Entrenched and embattled against the prevailing zeitgeist, Christianity works within the social arena to subvert the zeitgeist in hopes of displacing it with the truths of Christianity lived out in all areas of life. As Colson so often noted, institutions of common life, such as the university and the hospital, have their roots in a Christian vision of human flourishing, learning, and care for the infirm. In Christianity one finds the roots of charity and dignity, two themes that worked to displace the barbarism of the Roman Empire and that continue to displace the barbarism and conceit of contemporary Progressivism.

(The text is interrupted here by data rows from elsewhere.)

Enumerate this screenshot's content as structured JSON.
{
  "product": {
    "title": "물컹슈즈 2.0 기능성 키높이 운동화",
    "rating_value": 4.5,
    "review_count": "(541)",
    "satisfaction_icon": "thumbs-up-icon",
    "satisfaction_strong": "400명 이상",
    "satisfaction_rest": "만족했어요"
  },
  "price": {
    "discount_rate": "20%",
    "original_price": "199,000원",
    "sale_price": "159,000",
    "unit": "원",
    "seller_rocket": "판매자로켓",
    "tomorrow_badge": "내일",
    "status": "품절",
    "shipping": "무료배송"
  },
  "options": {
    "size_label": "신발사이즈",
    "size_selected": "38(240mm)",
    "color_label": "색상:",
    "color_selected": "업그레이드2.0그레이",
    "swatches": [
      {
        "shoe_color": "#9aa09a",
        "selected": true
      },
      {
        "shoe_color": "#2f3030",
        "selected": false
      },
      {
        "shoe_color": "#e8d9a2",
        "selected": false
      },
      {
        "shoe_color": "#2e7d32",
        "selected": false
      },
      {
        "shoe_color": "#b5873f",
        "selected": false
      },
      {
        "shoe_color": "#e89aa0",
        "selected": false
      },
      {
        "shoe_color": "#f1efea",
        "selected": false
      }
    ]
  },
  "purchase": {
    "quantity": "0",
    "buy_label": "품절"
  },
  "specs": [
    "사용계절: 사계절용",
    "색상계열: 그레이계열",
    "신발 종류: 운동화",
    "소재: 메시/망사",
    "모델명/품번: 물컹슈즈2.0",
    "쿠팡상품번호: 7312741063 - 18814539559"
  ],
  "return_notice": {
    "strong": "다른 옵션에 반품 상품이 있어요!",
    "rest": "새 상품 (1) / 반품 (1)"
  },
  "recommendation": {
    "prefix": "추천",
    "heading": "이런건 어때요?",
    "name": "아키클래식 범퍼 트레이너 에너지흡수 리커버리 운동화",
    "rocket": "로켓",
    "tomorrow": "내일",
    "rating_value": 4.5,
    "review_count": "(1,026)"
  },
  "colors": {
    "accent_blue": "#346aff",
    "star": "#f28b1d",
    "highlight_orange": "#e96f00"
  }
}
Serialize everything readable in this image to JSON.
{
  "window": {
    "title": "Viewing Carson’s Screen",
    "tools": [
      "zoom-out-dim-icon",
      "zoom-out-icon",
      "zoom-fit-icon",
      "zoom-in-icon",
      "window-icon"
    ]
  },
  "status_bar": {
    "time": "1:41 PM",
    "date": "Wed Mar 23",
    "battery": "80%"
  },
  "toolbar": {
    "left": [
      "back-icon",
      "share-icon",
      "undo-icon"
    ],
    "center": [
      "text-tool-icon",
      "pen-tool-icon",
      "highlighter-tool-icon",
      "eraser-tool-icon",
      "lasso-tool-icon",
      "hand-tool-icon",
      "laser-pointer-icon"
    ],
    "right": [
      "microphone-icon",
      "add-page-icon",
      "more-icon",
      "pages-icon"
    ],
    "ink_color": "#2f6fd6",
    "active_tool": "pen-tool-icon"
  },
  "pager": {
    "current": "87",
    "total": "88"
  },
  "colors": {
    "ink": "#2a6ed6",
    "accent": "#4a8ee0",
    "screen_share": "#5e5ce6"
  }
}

Pastors and parents looking to introduce church members or young adults to the heroic witness of Charles Colson should read The Colson Way. A short work that is eminently accessible, theologically rich, and written with an eye toward application and encouragement, Strachan’s book has done a young generation of evangelicals a deep service by mining Colson’s life for today’s turbulent times.

The portrait that Strachan captures of Colson is both political and theological. While the political remains a looming backdrop through which to understand Colson, it was the gospel of Jesus Christ that gave him reason to wake each day. Today, Colson’s legacy is incalculable. Many of today’s publicly engaged Christians, motivated by a deep love of the Gospel and a concern for culture, are trying to retrieve the Colson legacy for a new day—a day that’s as badly in need of the gospel as Colson once was.

At the annual gathering of the Southern Baptist Convention in 2009, Colson spoke to pastors and signed books. I approached that larger-than-life figure, whose tall and aged profile still seemed Herculean. I expressed my thanks to him for his influence during very tumultuous years when the soft-pedaled heresies of the Emerging Church were gaining steam. Colson helped me see through the fog of postmodernism, relativism, and nihilism. The gentlemanly Colson and I exchanged a few other pleasantries as he signed my copy of God and Government. In it, he wrote: “To Andrew: Love your country, but love your God more. Chuck.” I can’t think of a better way to summarize Colson’s take on public engagement.